Astronomers have detected a sprawling cloud of water vapor around a nearby developing solar system.

This is a never before seen identification where scientists believe the water vapor is cold enough to form comets, which could eventually deliver oceans to dry planets.

Scientist have found thousands of Earth-oceans worth of water within the planet-forming disk surrounding the star TW Hydrae, 176 light years away in the constellation Hydra, closest solar-system to be.

As water is the essential ingredient for life, “this tells us that the key materials that life needs are present in a system before planets are born,” said Ted Bergin, University of Michigan astronomy professor and co-author of a paper on the findings published in Science.

“We expected this to be the case, but now we know it is because have directly detected it.
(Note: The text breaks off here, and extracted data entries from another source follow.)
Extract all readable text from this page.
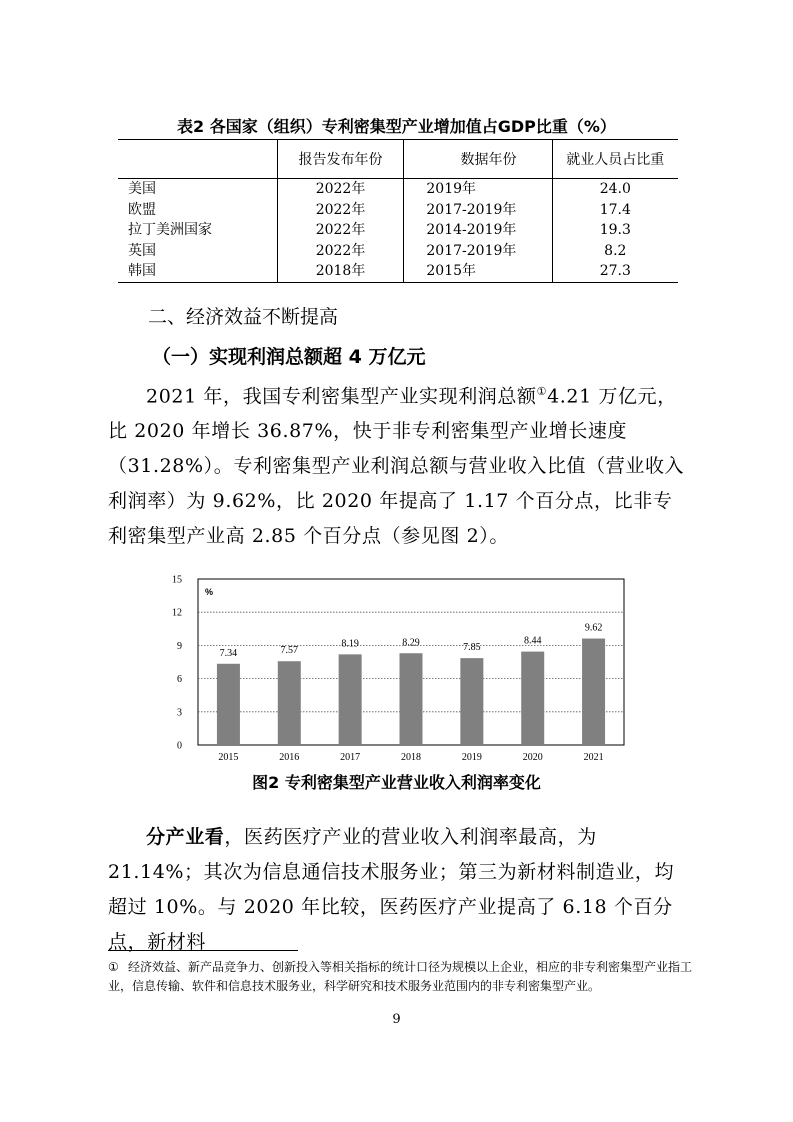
表2 各国家（组织）专利密集型产业增加值占GDP比重（%）
	报告发布年份	数据年份	就业人员占比重
美国	2022年	2019年	24.0
欧盟	2022年	2017-2019年	17.4
拉丁美洲国家	2022年	2014-2019年	19.3
英国	2022年	2017-2019年	8.2
韩国	2018年	2015年	27.3
二、经济效益不断提高
（一）实现利润总额超 4 万亿元
2021 年，我国专利密集型产业实现利润总额①4.21 万亿元，比 2020 年增长 36.87%，快于非专利密集型产业增长速度（31.28%）。专利密集型产业利润总额与营业收入比值（营业收入利润率）为 9.62%，比 2020 年提高了 1.17 个百分点，比非专利密集型产业高 2.85 个百分点（参见图 2）。
0
3
6
9
12
15
%
7.34
2015
7.57
2016
8.19
2017
8.29
2018
7.85
2019
8.44
2020
9.62
2021
图2 专利密集型产业营业收入利润率变化
分产业看，医药医疗产业的营业收入利润率最高，为 21.14%；其次为信息通信技术服务业；第三为新材料制造业，均超过 10%。与 2020 年比较，医药医疗产业提高了 6.18 个百分点，新材料
① 经济效益、新产品竞争力、创新投入等相关指标的统计口径为规模以上企业，相应的非专利密集型产业指工业，信息传输、软件和信息技术服务业，科学研究和技术服务业范围内的非专利密集型产业。
9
We can see it.”

The greater the availability of water in disks for icy comets to form, the bigger the chances that large amounts will eventually reach new planets through space impacts.

In detecting the chemical signature of water, researchers used the Heterodyne Instrument for the Far-Infrared (HIFI) on the orbiting Hershel Space Observatory.
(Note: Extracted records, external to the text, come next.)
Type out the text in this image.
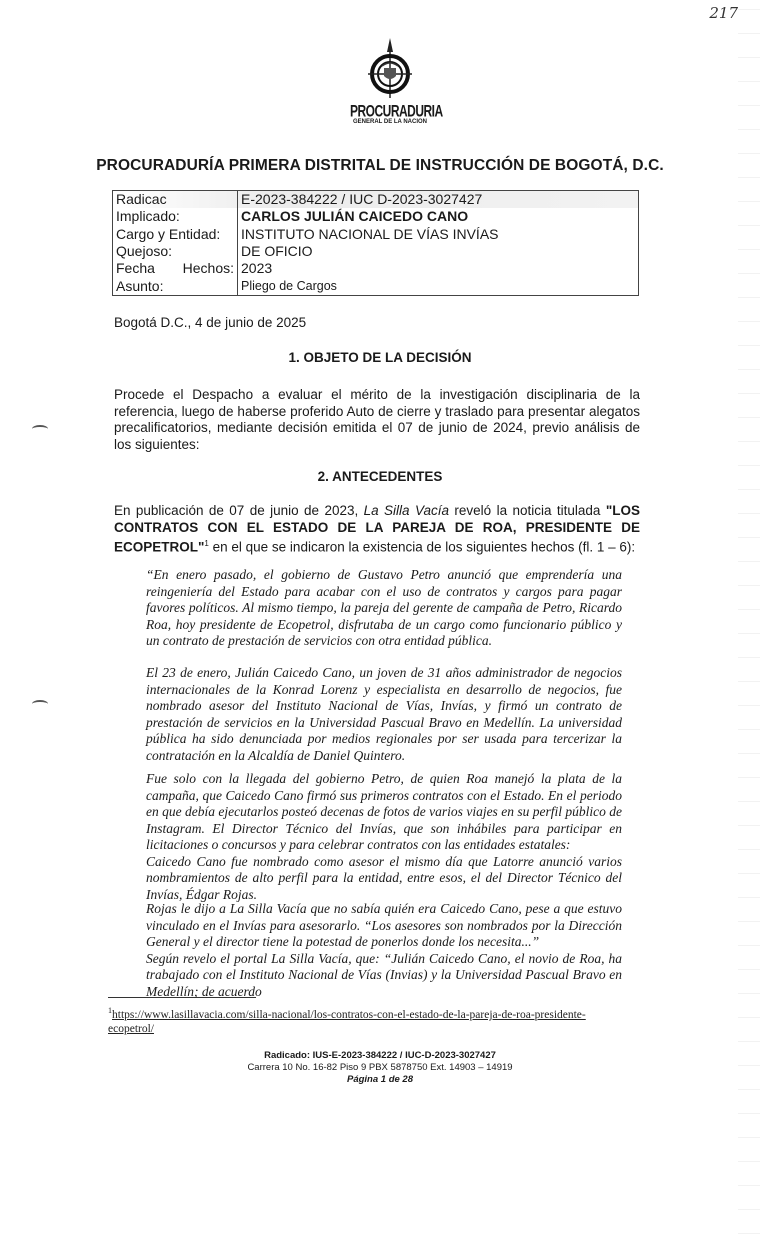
217
PROCURADURIA
GENERAL DE LA NACION
PROCURADURÍA PRIMERA DISTRITAL DE INSTRUCCIÓN DE BOGOTÁ, D.C.
Radicac	E-2023-384222 / IUC D-2023-3027427
Implicado:	CARLOS JULIÁN CAICEDO CANO
Cargo y Entidad:	INSTITUTO NACIONAL DE VÍAS INVÍAS
Quejoso:	DE OFICIO

Fecha Hechos:	2023
Asunto:	Pliego de Cargos
Bogotá D.C., 4 de junio de 2025
1. OBJETO DE LA DECISIÓN
Procede el Despacho a evaluar el mérito de la investigación disciplinaria de la referencia, luego de haberse proferido Auto de cierre y traslado para presentar alegatos precalificatorios, mediante decisión emitida el 07 de junio de 2024, previo análisis de los siguientes:
2. ANTECEDENTES
En publicación de 07 de junio de 2023, La Silla Vacía reveló la noticia titulada "LOS CONTRATOS CON EL ESTADO DE LA PAREJA DE ROA, PRESIDENTE DE ECOPETROL"$^1$ en el que se indicaron la existencia de los siguientes hechos (fl. 1 – 6):

“En enero pasado, el gobierno de Gustavo Petro anunció que emprendería una reingeniería del Estado para acabar con el uso de contratos y cargos para pagar favores políticos. Al mismo tiempo, la pareja del gerente de campaña de Petro, Ricardo Roa, hoy presidente de Ecopetrol, disfrutaba de un cargo como funcionario público y un contrato de prestación de servicios con otra entidad pública.

El 23 de enero, Julián Caicedo Cano, un joven de 31 años administrador de negocios internacionales de la Konrad Lorenz y especialista en desarrollo de negocios, fue nombrado asesor del Instituto Nacional de Vías, Invías, y firmó un contrato de prestación de servicios en la Universidad Pascual Bravo en Medellín. La universidad pública ha sido denunciada por medios regionales por ser usada para tercerizar la contratación en la Alcaldía de Daniel Quintero.

Fue solo con la llegada del gobierno Petro, de quien Roa manejó la plata de la campaña, que Caicedo Cano firmó sus primeros contratos con el Estado. En el periodo en que debía ejecutarlos posteó decenas de fotos de varios viajes en su perfil público de Instagram. El Director Técnico del Invías, que son inhábiles para participar en licitaciones o concursos y para celebrar contratos con las entidades estatales:

Caicedo Cano fue nombrado como asesor el mismo día que Latorre anunció varios nombramientos de alto perfil para la entidad, entre esos, el del Director Técnico del Invías, Édgar Rojas.

Rojas le dijo a La Silla Vacía que no sabía quién era Caicedo Cano, pese a que estuvo vinculado en el Invías para asesorarlo. “Los asesores son nombrados por la Dirección General y el director tiene la potestad de ponerlos donde los necesita...”

Según revelo el portal La Silla Vacía, que: “Julián Caicedo Cano, el novio de Roa, ha trabajado con el Instituto Nacional de Vías (Invias) y la Universidad Pascual Bravo en Medellín; de acuerdo

$^1$https://www.lasillavacia.com/silla-nacional/los-contratos-con-el-estado-de-la-pareja-de-roa-presidente-ecopetrol/
Radicado: IUS-E-2023-384222 / IUC-D-2023-3027427
Carrera 10 No. 16-82 Piso 9 PBX 5878750 Ext. 14903 – 14919
Página 1 de 28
Herschel is an orbiting telescope that allows astronomers to observe at the far-infrared wavelengths where organic molecules and water emit their chemicals, a European Space Agency mission with NASA participation.
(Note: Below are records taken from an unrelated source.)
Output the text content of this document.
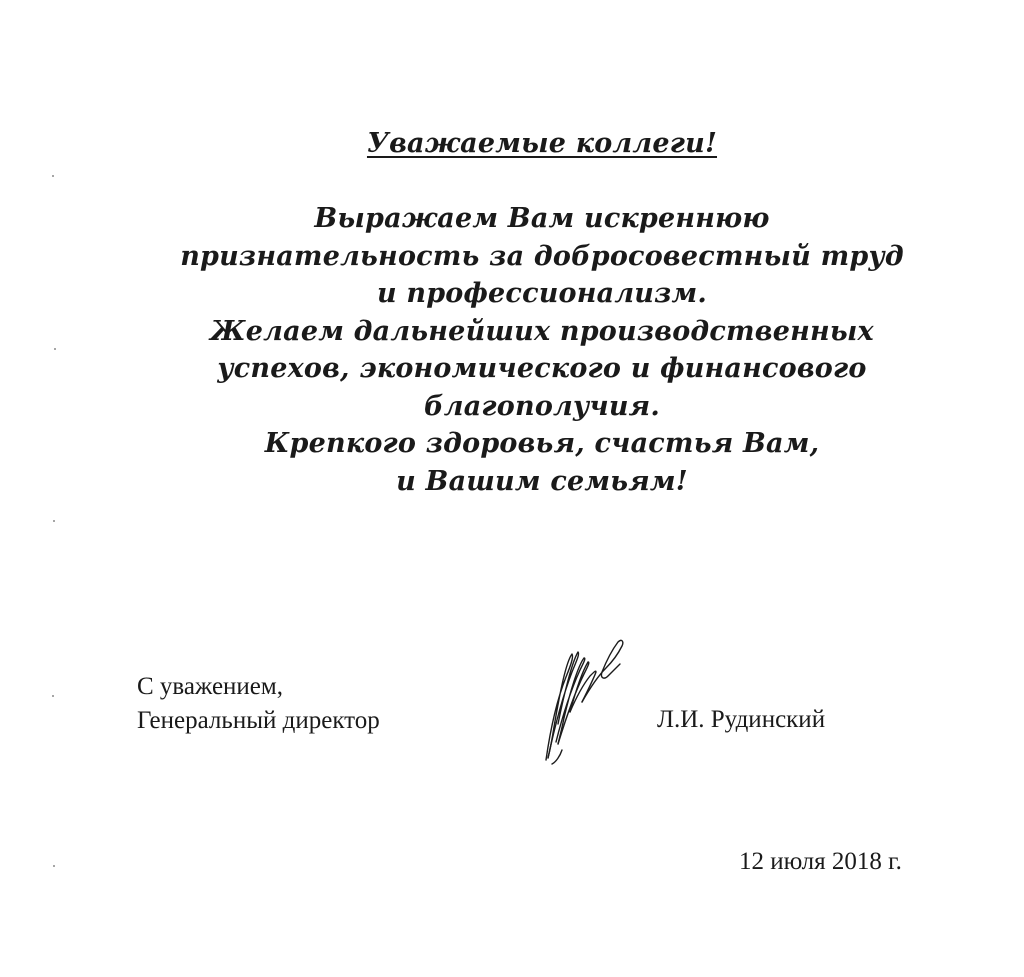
Уважаемые коллеги!
Выражаем Вам искреннюю
признательность за добросовестный труд
и профессионализм.
Желаем дальнейших производственных
успехов, экономического и финансового
благополучия.
Крепкого здоровья, счастья Вам,
и Вашим семьям!
С уважением,
Генеральный директор	Л.И. Рудинский
12 июля 2018 г.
This formation is believed to be similar to our own solar system’s formation billions of years ago.

“The detection of water sticking to dust grains throughout the planet-forming disk would be similar to events in our own solar system’s evolution, where over millions of years, these dust grains would then coalesce to form comets. These would be a prime delivery mechanism for water on planetary bodies,” said principal investigator Michiel Hogerheijde of Leiden University in the Netherlands, according to the University of Michigan News Service.

According to NASA officials, if TW Hydrae and its icy disk are representative of many other young star systems, then the process for creating planets around numerous stars with an ample amount of water throughout the universe appears to be in place.